A couple of months ago, the founders behind the YC-backed social app Candle were in what they called “pivot hell.” They cycled through more than a dozen ideas after joining Y Combinator’s Fall 2024 batch, all while the clock on their seed funding was ticking down.
Alex Ruber, previously an engineer at Apple, and Parth Chopra, formerly an engineer at Asana and Twitter, had a history of building projects together. Their previous venture was Encore, a conversational AI shopping tool that secured their entry into Y Combinator and with which they raised two million dollars. However, the technology, while functional, faced challenges with its unit economics. Ruber explained that the secondhand shopping space is a difficult market, requiring a company to become a dominant force like Google Shopping or build a massive marketplace like Whatnot or eBay, a target they did not want to pursue.
This led to months of rapid experimentation between last December and April. The team tried over ten different ideas in areas like fashion and sports, but none gained traction. The intense pressure began to strain their personal relationships with friends and partners, a common experience for early-stage founders. Ironically, it was this very tension that sparked the idea that finally worked.
The first version of Candle was simple: a swipeable deck of questions designed to spark conversations between partners. An intern, who is now the startup’s marketing lead, shared a TikTok about the app that went viral, unexpectedly gaining significant traction in Europe. Downloads surged, feedback poured in, and the team leaned into the momentum.
That early prototype evolved into Candle, a lightweight and gamified app that helps couples and close friends stay connected. Six months after launch, Candle has grown to 300,000 users, including 150,000 couples. The company reports more than 250,000 monthly active users, with a daily active to monthly active user ratio of around fifty percent. This is a strong signal of engagement for a consumer social app and indicates potential for becoming a daily habit. The app has also ranked in the top 25 on Apple’s App Store multiple times.
Candle’s approach is focused on sustaining existing relationships through small, daily prompts and games, rather than helping people find new ones.
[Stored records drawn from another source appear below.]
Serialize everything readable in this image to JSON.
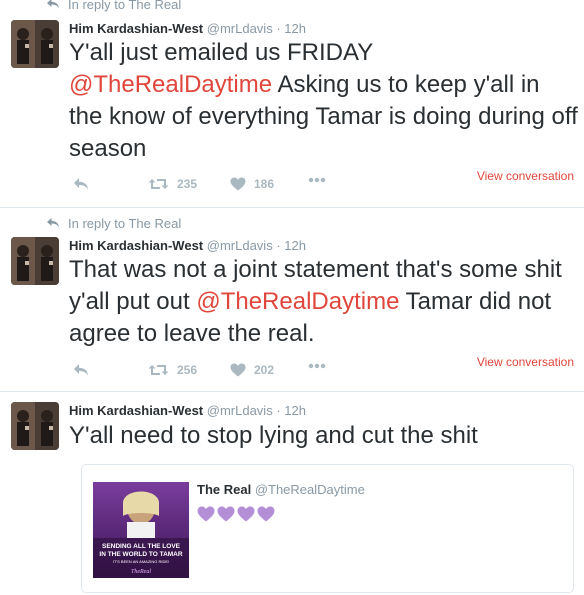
{
  "tweets": [
    {
      "reply_label": "In reply to The Real",
      "name": "Him Kardashian-West",
      "handle": "@mrLdavis",
      "time": "12h",
      "text_before": "Y'all just emailed us FRIDAY\n",
      "mention": "@TheRealDaytime",
      "text_after": " Asking us to keep y'all in the know of everything Tamar is doing during off season",
      "retweets": "235",
      "likes": "186",
      "view_conversation": "View conversation"
    },
    {
      "reply_label": "In reply to The Real",
      "name": "Him Kardashian-West",
      "handle": "@mrLdavis",
      "time": "12h",
      "text_before": "That was not a joint statement that's some shit y'all put out ",
      "mention": "@TheRealDaytime",
      "text_after": " Tamar did not agree to leave the real.",
      "retweets": "256",
      "likes": "202",
      "view_conversation": "View conversation"
    },
    {
      "name": "Him Kardashian-West",
      "handle": "@mrLdavis",
      "time": "12h",
      "text": "Y'all need to stop lying and cut the shit"
    }
  ],
  "quoted": {
    "name": "The Real",
    "handle": "@TheRealDaytime",
    "heart_count": 4,
    "heart_color": "#b48fd8",
    "image_text": {
      "line1": "SENDING ALL THE LOVE",
      "line2": "IN THE WORLD TO TAMAR",
      "line3": "IT'S BEEN AN AMAZING RIDE!",
      "logo": "TheReal",
      "logo_prefix": "The"
    }
  },
  "colors": {
    "accent": "#e0463b",
    "muted": "#8899a6",
    "divider": "#e1e8ed",
    "action": "#aab8c2"
  },
  "dot": "·"
}
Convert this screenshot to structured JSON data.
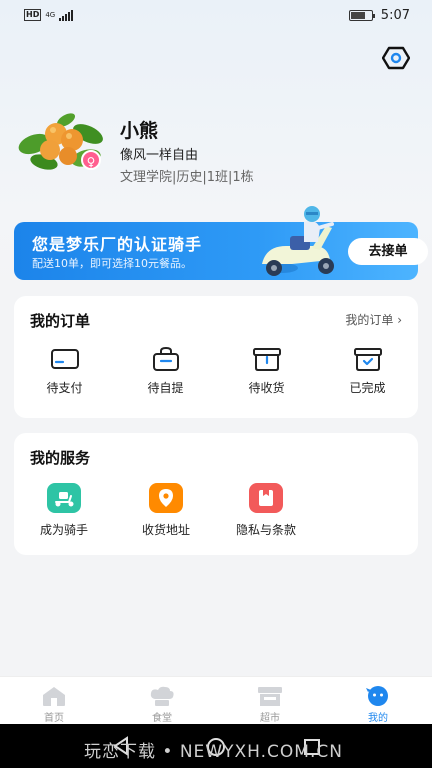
{
  "status_bar": {
    "network": "4G",
    "time": "5:07",
    "hd": "HD"
  },
  "profile": {
    "name": "小熊",
    "motto": "像风一样自由",
    "class_info": "文理学院|历史|1班|1栋",
    "gender_symbol": "♀"
  },
  "banner": {
    "title": "您是梦乐厂的认证骑手",
    "subtitle": "配送10单，即可选择10元餐品。",
    "button": "去接单"
  },
  "orders": {
    "title": "我的订单",
    "link": "我的订单 ›",
    "items": [
      {
        "label": "待支付",
        "icon": "card-icon"
      },
      {
        "label": "待自提",
        "icon": "bag-icon"
      },
      {
        "label": "待收货",
        "icon": "box-icon"
      },
      {
        "label": "已完成",
        "icon": "box-check-icon"
      }
    ]
  },
  "services": {
    "title": "我的服务",
    "items": [
      {
        "label": "成为骑手",
        "icon": "scooter-icon",
        "color": "#2ec4a5"
      },
      {
        "label": "收货地址",
        "icon": "location-icon",
        "color": "#ff8a00"
      },
      {
        "label": "隐私与条款",
        "icon": "privacy-icon",
        "color": "#f25a5a"
      }
    ]
  },
  "nav": {
    "items": [
      {
        "label": "首页",
        "icon": "home-icon"
      },
      {
        "label": "食堂",
        "icon": "chef-hat-icon"
      },
      {
        "label": "超市",
        "icon": "store-icon"
      },
      {
        "label": "我的",
        "icon": "profile-icon"
      }
    ],
    "active_index": 3,
    "active_color": "#1f87ee"
  },
  "watermark": "玩恋下载 • NEWYXH.COM.CN"
}
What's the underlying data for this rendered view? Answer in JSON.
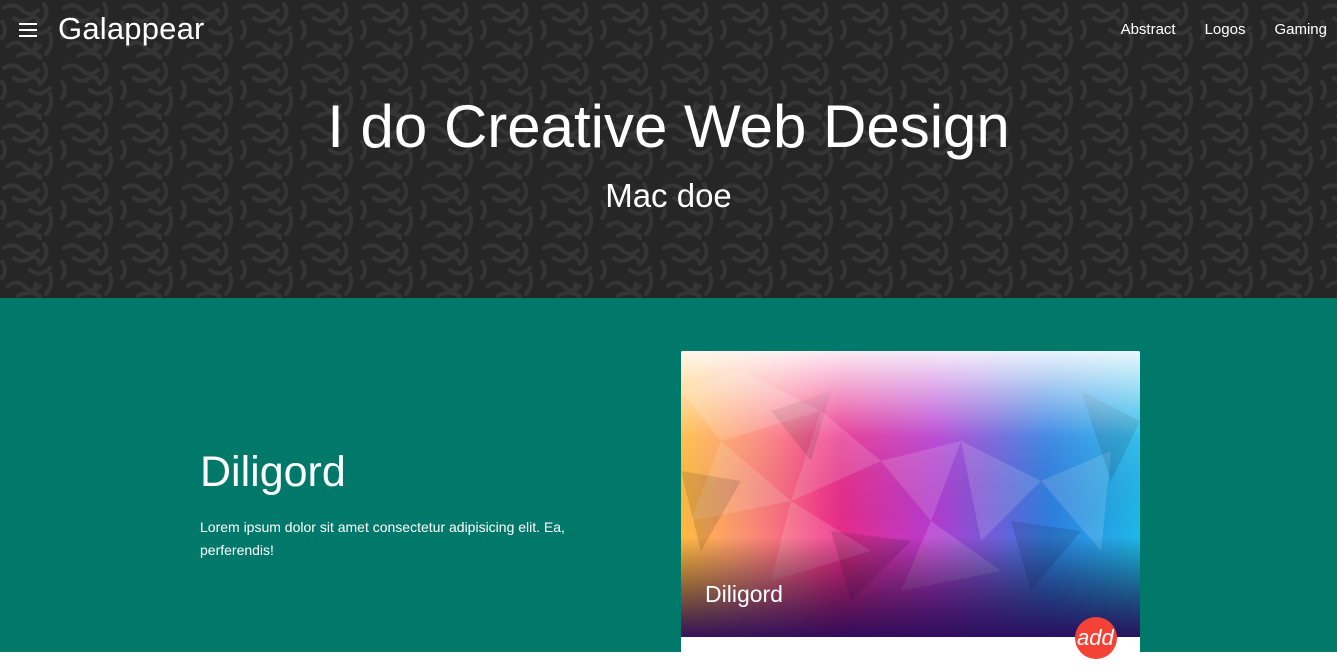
{
  "header": {
    "brand": "Galappear",
    "nav": [
      "Abstract",
      "Logos",
      "Gaming"
    ]
  },
  "hero": {
    "title": "I do Creative Web Design",
    "subtitle": "Mac doe"
  },
  "feature": {
    "title": "Diligord",
    "text": "Lorem ipsum dolor sit amet consectetur adipisicing elit. Ea, perferendis!",
    "card": {
      "caption": "Diligord",
      "fab_label": "add"
    }
  },
  "colors": {
    "hero_background": "#262626",
    "feature_background": "#00796b",
    "fab": "#f44336"
  },
  "icons": {
    "menu": "menu-icon"
  }
}
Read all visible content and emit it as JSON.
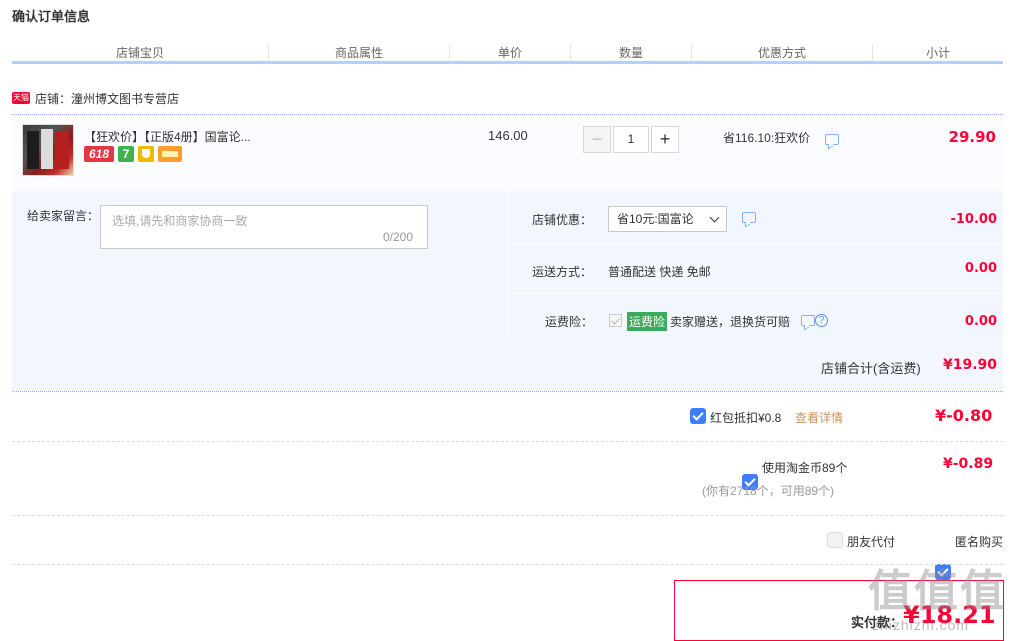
{
  "page": {
    "title": "确认订单信息"
  },
  "table_header": [
    "店铺宝贝",
    "商品属性",
    "单价",
    "数量",
    "优惠方式",
    "小计"
  ],
  "store": {
    "badge": "天猫",
    "label": "店铺：潼州博文图书专营店"
  },
  "item": {
    "title": "【狂欢价】【正版4册】国富论...",
    "badges": [
      "618",
      "7"
    ],
    "unit_price": "146.00",
    "quantity": "1",
    "discount": "省116.10:狂欢价",
    "subtotal": "29.90"
  },
  "message": {
    "label": "给卖家留言：",
    "placeholder": "选填,请先和商家协商一致",
    "count": "0/200"
  },
  "store_coupon": {
    "label": "店铺优惠：",
    "selected": "省10元:国富论",
    "amount": "-10.00"
  },
  "shipping": {
    "label": "运送方式：",
    "value": "普通配送 快递 免邮",
    "amount": "0.00"
  },
  "insurance": {
    "label": "运费险：",
    "tag": "运费险",
    "text": "卖家赠送，退换货可赔",
    "help": "?",
    "amount": "0.00"
  },
  "store_total": {
    "label": "店铺合计(含运费)",
    "amount": "¥19.90"
  },
  "red_packet": {
    "label": "红包抵扣¥0.8",
    "link": "查看详情",
    "amount": "¥-0.80"
  },
  "taojinbi": {
    "label": "使用淘金币89个",
    "note": "(你有2718个，可用89个)",
    "amount": "¥-0.89"
  },
  "options": {
    "friend_pay": "朋友代付",
    "anonymous": "匿名购买"
  },
  "payment": {
    "label": "实付款：",
    "amount": "¥18.21"
  },
  "watermark": {
    "big": "值值值",
    "small": "zhizhizhi.com"
  },
  "colors": {
    "accent_red": "#ff0036",
    "accent_blue": "#3d7eff",
    "panel_bg": "#f2f7ff"
  }
}
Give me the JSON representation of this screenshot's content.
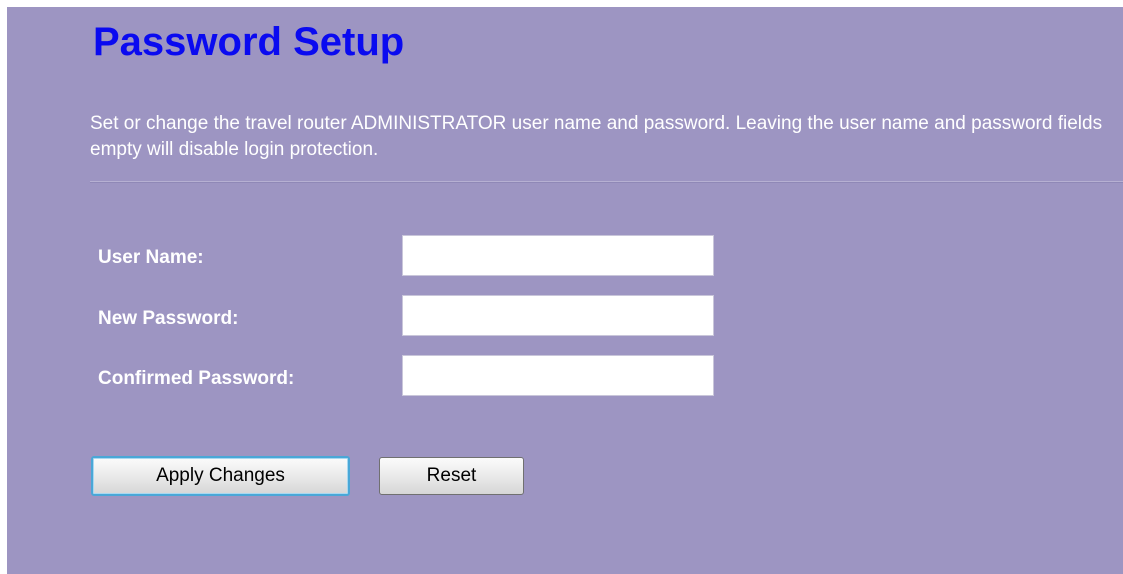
{
  "page": {
    "title": "Password Setup",
    "description": "Set or change the travel router ADMINISTRATOR user name and password. Leaving the user name and password fields empty will disable login protection."
  },
  "form": {
    "username_label": "User Name:",
    "username_value": "",
    "new_password_label": "New Password:",
    "new_password_value": "",
    "confirm_password_label": "Confirmed Password:",
    "confirm_password_value": ""
  },
  "buttons": {
    "apply": "Apply Changes",
    "reset": "Reset"
  },
  "colors": {
    "background": "#9d95c2",
    "title": "#0a0af0",
    "text": "#ffffff",
    "apply_focus_border": "#4aa7d7"
  }
}
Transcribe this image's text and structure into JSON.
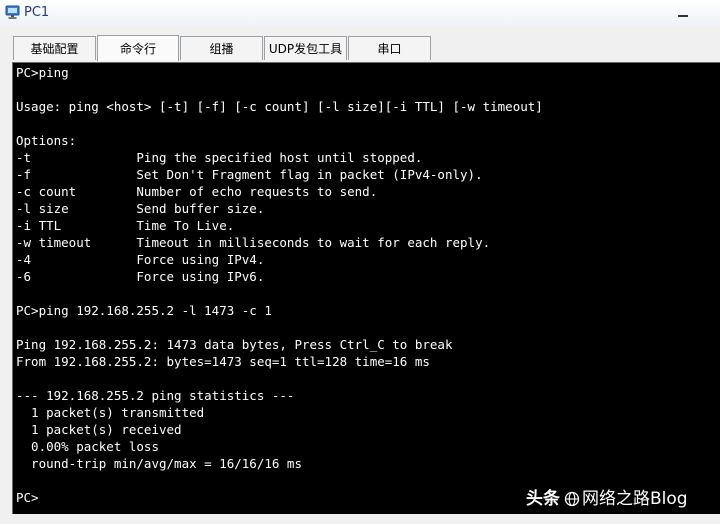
{
  "window": {
    "title": "PC1"
  },
  "tabs": [
    {
      "label": "基础配置"
    },
    {
      "label": "命令行"
    },
    {
      "label": "组播"
    },
    {
      "label": "UDP发包工具"
    },
    {
      "label": "串口"
    }
  ],
  "active_tab": "命令行",
  "terminal": {
    "lines": [
      "PC>ping",
      "",
      "Usage: ping <host> [-t] [-f] [-c count] [-l size][-i TTL] [-w timeout]",
      "",
      "Options:",
      "-t              Ping the specified host until stopped.",
      "-f              Set Don't Fragment flag in packet (IPv4-only).",
      "-c count        Number of echo requests to send.",
      "-l size         Send buffer size.",
      "-i TTL          Time To Live.",
      "-w timeout      Timeout in milliseconds to wait for each reply.",
      "-4              Force using IPv4.",
      "-6              Force using IPv6.",
      "",
      "PC>ping 192.168.255.2 -l 1473 -c 1",
      "",
      "Ping 192.168.255.2: 1473 data bytes, Press Ctrl_C to break",
      "From 192.168.255.2: bytes=1473 seq=1 ttl=128 time=16 ms",
      "",
      "--- 192.168.255.2 ping statistics ---",
      "  1 packet(s) transmitted",
      "  1 packet(s) received",
      "  0.00% packet loss",
      "  round-trip min/avg/max = 16/16/16 ms",
      "",
      "PC>"
    ]
  },
  "watermark": {
    "brand": "头条",
    "account": "网络之路Blog"
  },
  "colors": {
    "terminal_bg": "#000000",
    "terminal_fg": "#ffffff",
    "title_text": "#1e3c78"
  },
  "icons": {
    "app": "pc-monitor-icon",
    "minimize": "minimize-icon",
    "watermark": "globe-icon"
  }
}
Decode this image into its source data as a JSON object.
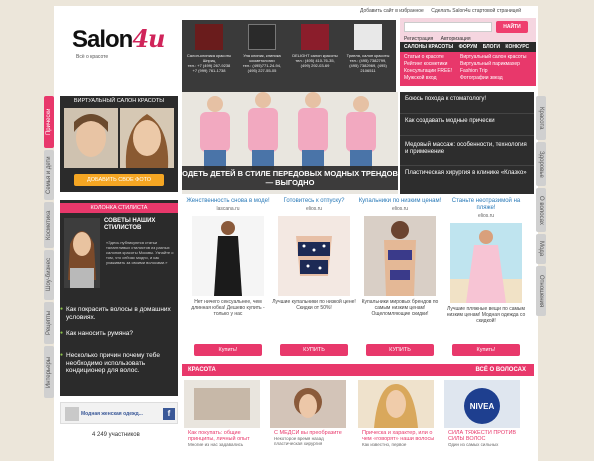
{
  "header": {
    "toplinks": [
      "Добавить сайт в избранное",
      "Сделать Salon4u стартовой страницей"
    ],
    "logo_main": "Salon",
    "logo_accent": "4u",
    "tagline": "Всё о красоте",
    "search_btn": "НАЙТИ",
    "auth": [
      "Регистрация",
      "Авторизация"
    ],
    "menu": [
      "САЛОНЫ КРАСОТЫ",
      "ФОРУМ",
      "БЛОГИ",
      "КОНКУРС"
    ],
    "pink_menu_col1": [
      "Статьи о красоте",
      "Рейтинг косметики",
      "Консультации FREE!",
      "Мужской вход"
    ],
    "pink_menu_col2": [
      "Виртуальный салон красоты",
      "Виртуальный парикмахер",
      "Fashion Trip",
      "Фотографии звезд"
    ]
  },
  "salons": [
    {
      "name": "Салон-клиника красоты Шприц",
      "phone": "тел.: +7 (499) 267-9238",
      "phone2": "+7 (999) 761-1738"
    },
    {
      "name": "Уна клиник, клиника косметологии",
      "phone": "тел.: (495)771-24-94,",
      "phone2": "(495) 227-55-05"
    },
    {
      "name": "DELIGHT салон красоты",
      "phone": "тел.: (495) 410-76-35,",
      "phone2": "(499) 292-03-69"
    },
    {
      "name": "Триеля, салон красоты",
      "phone": "тел.: (495) 7382799,",
      "phone2": "(495) 7382969, (495) 2106511"
    }
  ],
  "left_tabs": [
    "Прически",
    "Семья и дети",
    "Косметика",
    "Шоу-бизнес",
    "Рецепты",
    "Интерьеры"
  ],
  "right_tabs": [
    "Красота",
    "Здоровье",
    "О волосах",
    "Мода",
    "Отношения"
  ],
  "virtual_salon": {
    "title": "ВИРТУАЛЬНЫЙ САЛОН КРАСОТЫ",
    "button": "ДОБАВИТЬ СВОЕ ФОТО"
  },
  "stylist": {
    "title": "КОЛОНКА СТИЛИСТА",
    "heading": "Советы наших стилистов",
    "text": "«Здесь публикуются статьи талантливых стилистов из разных салонов красоты Москвы. Узнайте о том, что сейчас модно, и как ухаживать за своими волосами.»",
    "questions": [
      "Как покрасить волосы в домашних условиях.",
      "Как наносить румяна?",
      "Несколько причин почему тебе необходимо использовать кондиционер для волос."
    ],
    "fb_label": "Модная женская одежд...",
    "members": "4 249 участников"
  },
  "hero": {
    "caption": "Одеть детей в стиле передовых модных трендов — выгодно",
    "list": [
      "Боюсь похода к стоматологу!",
      "Как создавать модные прически",
      "Медовый массаж: особенности, технология и применение",
      "Пластическая хирургия в клинике «Клазко»"
    ]
  },
  "ads": [
    {
      "title": "Женственность снова в моде!",
      "src": "lascana.ru",
      "text": "Нет ничего сексуальнее, чем длинная юбка! Дешево купить - только у нас",
      "button": "Купить!"
    },
    {
      "title": "Готовитесь к отпуску?",
      "src": "elios.ru",
      "text": "Лучшие купальники по низкой цене! Скидки от 50%!",
      "button": "КУПИТЬ"
    },
    {
      "title": "Купальники по низким ценам!",
      "src": "elios.ru",
      "text": "Купальники мировых брендов по самым низким ценам! Ощеломляющие скидки!",
      "button": "КУПИТЬ"
    },
    {
      "title": "Станьте неотразимой на пляже!",
      "src": "elios.ru",
      "text": "Лучшие пляжные вещи по самым низким ценам! Модная одежда со скидкой!",
      "button": "Купить!"
    }
  ],
  "beauty": {
    "label": "КРАСОТА",
    "all_hair": "ВСЁ О ВОЛОСАХ",
    "cards": [
      {
        "title": "Как покупать: общие принципы, личный опыт",
        "sub": "Многие из нас задавались"
      },
      {
        "title": "С МЕДСИ вы преобразите",
        "sub": "Некоторое время назад пластическая хирургия"
      },
      {
        "title": "Прическа и характер, или о чем «говорят» наши волосы",
        "sub": "Как известно, первое"
      },
      {
        "title": "СИЛА ТЯЖЕСТИ ПРОТИВ СИЛЫ ВОЛОС",
        "sub": "Один из самых сильных"
      }
    ]
  }
}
Users answer quick questions, compare results, share photos, and maintain a streak to show how consistently they have checked in. These mechanics are designed for mobile engagement, targeting Gen Z and young millennials.
In an atypical move for a consumer social app, but one more common among newer AI-native products, Candle introduced monetization early. Its monthly revenue recently crossed $150,000, implying an annual run rate above one million dollars. The app uses a freemium model where the free tier offers daily prompts, photo updates, and core games, while a premium subscription unlocks extra content and features. This early monetization is a strong signal of product-market fit, showing that users find enough value to pay for enhanced experiences.
Candle is one of a few apps in the relationship space, alongside others like Paired and Couple Joy, designed to make relationships more fun. These apps tap into a cultural trend where post-pandemic work habits, solitary meals, and endless social feeds have hollowed out day-to-day connections, leaving many people feeling lonelier than ever.
For Candle, the bet is that the next wave of social apps will be less about broadcasting to strangers and more about making it easier to show up daily for a few close people. The team hopes to combine this insight with a founder and creator-led distribution strategy on platforms like TikTok and Instagram to avoid the fate of many consumer social apps that surge quickly only to stall months later.
The big questions that remain are about durability and depth. Can an app based on daily photos and games sustain user retention over twelve, twenty-four, or thirty-six months? Can Candle expand from lightweight prompts into a broader suite of connection features without making the experience feel bloated? The founders say that is the roadmap, which includes adding more ways to earn points, called sparks, for a wider range of interactions and introducing richer features that promote consistency.
The seed money originally raised for the team’s earlier shopping app will now fuel Candle’s growth. These resources will allow them to hire more engineers, speed up experimentation, and scale faster. Their existing backers, including Goodwater Capital, Pioneer Fund, Progression Fund, and Y Combinator, are fully supportive of the new direction.